Applications of BBa_K223047
This summer, the team built three of the four device subparts, namely the SoxR/SoxS sensor, the retinoic acid generator and the 5-methyl tryptophan mutant trp sensor. All the sensors were built with GFP downstream of the sensor itself. As a result, only the sensing capability, that is the ability of sensor to recognize inflammation or immunosuppressive signal molecules, was tested. Of these three device subparts, the SoxR/SoxS sensor was characterized on both a high and low copy plasmid and found to be functional. In the section below are the graphs relating OD to time and GFP to time for the sensor on both the high and low copy vector strains.
Note on Assays
In order to characterize our device, we needed to use an inducer which imposed superoxide stress within the cell. In vivo, this stress would take the form of nitric oxide, a downstream product related to increasing levels of Th-17 cells. However, in vitro, we needed an inducer which was more suitable for us to test. Thus, we used [http://en.wikipedia.org/wiki/Paraquat paraquat], which causes oxidative stress in a similar manner as nitric oxide.
Low Copy SoxR/SoxS Sensor
Experimentation done on the low copy vector indicated that our SoxR/SoxS sensor was not only capable of inducible GFP (or another downstream protein) production but also that the downstream production levels can be modulated through varying concentrations of inducer paraquat. In this case, our group demonstrated that increasing the concentration of superoxide inducer paraquat increased the production of GFP as expected. Additionally, it was noted that at higher concentrations of the inducer, the rate of change of fluorescence increased as well.
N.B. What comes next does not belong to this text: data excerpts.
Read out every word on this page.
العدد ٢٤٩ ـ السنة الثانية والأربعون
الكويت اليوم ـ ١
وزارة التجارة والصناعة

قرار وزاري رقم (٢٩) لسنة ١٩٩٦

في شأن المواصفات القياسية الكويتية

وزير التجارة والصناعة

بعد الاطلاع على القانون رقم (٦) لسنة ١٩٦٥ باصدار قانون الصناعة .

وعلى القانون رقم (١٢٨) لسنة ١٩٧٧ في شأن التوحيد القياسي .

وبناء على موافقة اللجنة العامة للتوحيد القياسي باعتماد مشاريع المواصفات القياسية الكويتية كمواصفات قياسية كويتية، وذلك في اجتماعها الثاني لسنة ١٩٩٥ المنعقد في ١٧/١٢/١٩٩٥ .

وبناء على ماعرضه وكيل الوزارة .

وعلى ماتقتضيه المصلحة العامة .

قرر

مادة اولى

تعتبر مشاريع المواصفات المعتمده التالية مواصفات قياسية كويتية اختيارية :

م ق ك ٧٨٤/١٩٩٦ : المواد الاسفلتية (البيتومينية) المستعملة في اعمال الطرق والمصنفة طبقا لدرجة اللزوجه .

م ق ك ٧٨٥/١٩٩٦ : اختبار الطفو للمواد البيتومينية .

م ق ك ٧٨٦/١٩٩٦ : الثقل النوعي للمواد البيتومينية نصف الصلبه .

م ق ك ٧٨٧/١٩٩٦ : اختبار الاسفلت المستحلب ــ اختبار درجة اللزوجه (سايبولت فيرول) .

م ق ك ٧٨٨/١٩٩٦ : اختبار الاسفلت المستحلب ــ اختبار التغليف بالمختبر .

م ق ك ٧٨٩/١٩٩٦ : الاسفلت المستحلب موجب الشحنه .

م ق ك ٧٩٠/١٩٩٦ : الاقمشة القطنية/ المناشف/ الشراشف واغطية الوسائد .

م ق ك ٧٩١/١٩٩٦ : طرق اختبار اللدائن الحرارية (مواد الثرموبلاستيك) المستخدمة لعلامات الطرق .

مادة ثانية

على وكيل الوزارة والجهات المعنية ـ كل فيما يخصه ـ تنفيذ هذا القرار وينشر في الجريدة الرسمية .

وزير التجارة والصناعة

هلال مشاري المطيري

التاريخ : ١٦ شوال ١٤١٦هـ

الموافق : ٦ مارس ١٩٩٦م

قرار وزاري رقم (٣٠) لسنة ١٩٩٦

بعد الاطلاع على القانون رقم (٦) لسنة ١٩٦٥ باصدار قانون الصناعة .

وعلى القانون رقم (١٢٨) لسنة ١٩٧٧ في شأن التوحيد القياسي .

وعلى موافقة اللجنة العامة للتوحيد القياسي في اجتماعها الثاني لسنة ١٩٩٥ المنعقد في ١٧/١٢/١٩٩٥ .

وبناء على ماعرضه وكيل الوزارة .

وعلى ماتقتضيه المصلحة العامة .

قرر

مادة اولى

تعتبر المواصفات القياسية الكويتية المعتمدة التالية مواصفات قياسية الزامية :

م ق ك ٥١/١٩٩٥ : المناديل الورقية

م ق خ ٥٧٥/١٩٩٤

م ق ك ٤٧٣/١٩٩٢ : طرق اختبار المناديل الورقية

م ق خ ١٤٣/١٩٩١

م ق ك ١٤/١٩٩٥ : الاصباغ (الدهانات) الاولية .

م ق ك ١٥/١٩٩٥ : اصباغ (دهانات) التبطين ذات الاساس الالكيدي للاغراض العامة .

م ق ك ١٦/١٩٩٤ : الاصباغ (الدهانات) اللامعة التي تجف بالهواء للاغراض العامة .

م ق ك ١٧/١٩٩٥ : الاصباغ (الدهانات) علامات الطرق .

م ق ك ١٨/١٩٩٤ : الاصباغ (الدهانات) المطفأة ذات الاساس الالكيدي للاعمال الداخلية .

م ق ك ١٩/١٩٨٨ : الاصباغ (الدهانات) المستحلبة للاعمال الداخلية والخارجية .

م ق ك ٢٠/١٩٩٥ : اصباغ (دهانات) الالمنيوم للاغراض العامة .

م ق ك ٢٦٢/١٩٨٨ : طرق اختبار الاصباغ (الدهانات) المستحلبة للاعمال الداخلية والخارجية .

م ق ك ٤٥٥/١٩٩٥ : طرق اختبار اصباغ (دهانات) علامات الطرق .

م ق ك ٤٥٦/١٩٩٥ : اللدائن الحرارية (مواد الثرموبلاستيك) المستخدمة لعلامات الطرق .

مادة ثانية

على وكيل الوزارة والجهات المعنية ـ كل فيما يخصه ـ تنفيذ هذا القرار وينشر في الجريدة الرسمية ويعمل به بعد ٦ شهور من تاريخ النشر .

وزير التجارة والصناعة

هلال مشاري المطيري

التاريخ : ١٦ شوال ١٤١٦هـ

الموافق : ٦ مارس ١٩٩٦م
However, it is interesting to note that the induction chemical paraquat, which can be toxic to E. coli cells at large concentrations, begins to have a negative effect on the cells at higher concentrations. Specifically, it seems that at 80uM concentration of paraquat, there is a marked decrease in growth rate with time. This is shown by the OD levels, which seem to begin stabilizing around an OD600 of 1.1 three hours after induction.
While growth inhibition seems to occur at 60 and 80 uM concentrations of paraquat, the overall stability of the low copy system and its ability to sense a large range of inducer concentrations over a long period of time suggests that it is ideal sensor system for our anti-inflammatory device. In particular, by virtue of the low copy system's ability to induce GFP production over a longer time and larger range range of concentrations, we would like to use it in the diagnosis and treatment of stable post-operative Crohn's patients who need long-term, stable retinoic acid therapy.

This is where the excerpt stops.